Un site riche en fossiles
La carrière Rinnen est un lieu incontournable pour les paléontologues. Lors du Dévonien, une période géologique datant d’il y a 400 millions d’années, le site se trouvait au niveau du delta d’un fleuve dont les méandres ont permis de conserver de nombreux débris de plantes et d’animaux. «Ce sont les premiers êtres vivants à avoir conquis la terre ferme», explique Ben Thuy. Plusieurs campagnes de fouilles ont déjà fait ressortir plusieurs arthropodes comme les fameux scorpions aquatiques ou les premières araignées terrestres.

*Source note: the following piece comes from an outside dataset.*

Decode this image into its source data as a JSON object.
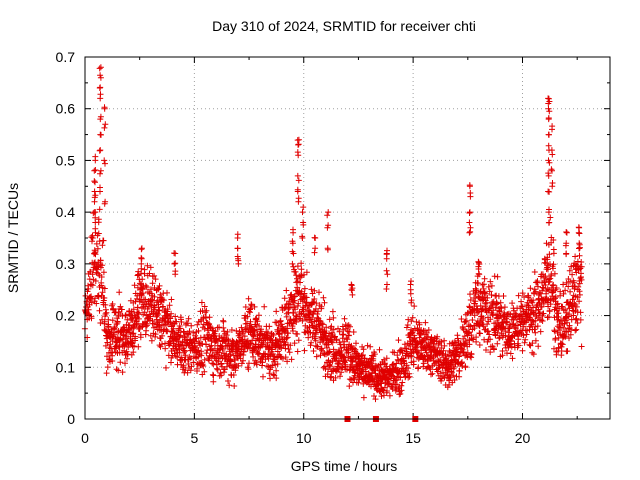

La carrière a aussi un autre grand avantage : des responsables conscients de sa valeur scientifique, chose précieuse pour les paléontologues. Souvent perçus comme des trouble-fêtes, au même titre que les archéologues, ils sont synonymes de ralentissement, voire d’arrêt des chantiers pour certaines entreprises. «Ici, nous avons un accord à l’amiable avec Rinnen pour fouiller le site sans déranger les travaux.» Ils ont même déjà donné un coup de pelle quand l’équipe de Ben Thuy en avait besoin. «Juste avant de commencer les dernières fouilles, il y a eu un écroulement sur la couche fossilifère. J’ai pensé quelques minutes à annuler les fouilles avant d’appeler le chef de la carrière; quinze minutes après, des engins étaient là pour nous aider à déblayer.»